Let me talk a little about the snow removal process in Montréal. Not to bore you, of course, but rather because I’d like to share what has to be the most efficient and annoying process I’ve witnessed in quite some time.
It starts, of course, after a large snowfall. (Locals believe this is caused whenever Bonhomme Carnaval journeys away from Québec city only to be hit by numerous oncoming vehicles, sending his carcass flying over Montréal where it breaks into millions of unique snowflakes. He’s later re-assembled and shipped back to Québec, I assume.)
Now, in removing the scattered carcass of Bonhomme, Montréal has adopted a process unlike anything I’ve ever seen. City workers erect signs notifying people to not park on the streets during certain hours on certain days. After everyone has ignored or forgotten the signs, special annoyance trucks arrive to annoy everyone. (This isn’t hyperbole. The trucks have one purpose: To annoy the hell out of everyone until they move their bloody vehicles. To give you a good picture of what this sounds like, think of what every car alarm in the city must sound like… sped up, then amplified.)
These alarm trucks will come into your neighbourhood without respect to the time of day or the number of people living along the block. My apartment complex, for example, has over 600 units, and we’re one of maybe 8 along our downtown block. Since this is downtown, the snow removal happens at the earliest possible time allowed: 7:00 AM.
Now, after everyone has been woken up by shrill sirens, the tow trucks come and haul all the remaining cars away. Snow pushers then move all the snow to the middle of the road instead of the sides. Special brushes clear the sidewalks.
Once all the snow is in the middle of the road, the biggest mother of a snowblower you’ve ever freakin’ laid eyes on drives alongside an even larger dumptruck and spews all of Bonhomme’s remnants inside. The snow is then trucked off to many of the city’s fine snowdumps, where playful children who disobey warning signs get severe chemical burns, and where the meltwater (which comes early thanks to no shortage of salt) is collected, decontaminated, and dumped into the river.

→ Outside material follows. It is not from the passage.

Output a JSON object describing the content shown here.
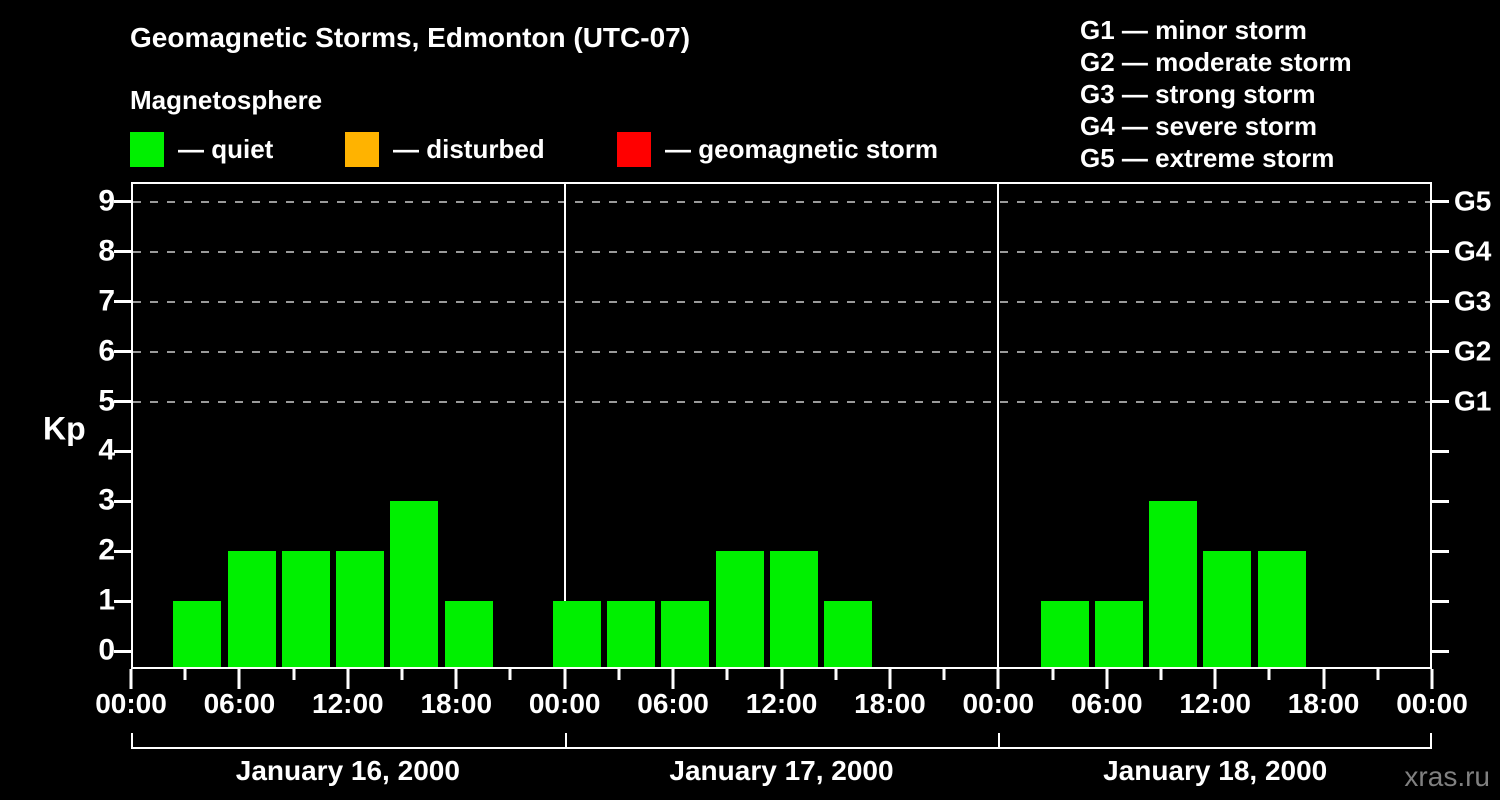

So, there you go. Montréal’s snow removal process. Even with the unrelenting aural torment trucks, it sure beats Calgary’s old system: wait for a mythical “chinook” to melt everything and use the snow budget to chisel new potholes in liberal-leaning (i.e. not hardline Reform) neighborhoods.

Gosh, trust the French to make something really annoying out of something really basic. Also, I heard Montreal’s water pipes are made out of lead and totally poisoning everybody in the city and causing buckets of brain damage. Move back to Calgary! It’ll be awesome in May, because I’ll be in it, and that’s all a city really needs.
I insist you risk irreparable brain damage and come visit. We’re already taking bookings, and with only one air mattress, the popular months are disappearing quickly!
Nothing would give me greater joy than to accumulate a heavy metal in my cerebrum in Montreal on your air mattress, mon frere, but the tragic fact is that I am currently penniless and won’t be getting any vacation time during my first year with IOL.
Sadness!
So your choices are:
a) To stay in the city of crazy French people long enough for me to accumulate air fare and days off, or
b) Just move back to Calgary already and hide behind the couch during Stampede (the ghastliest time of the year). There: problem solved!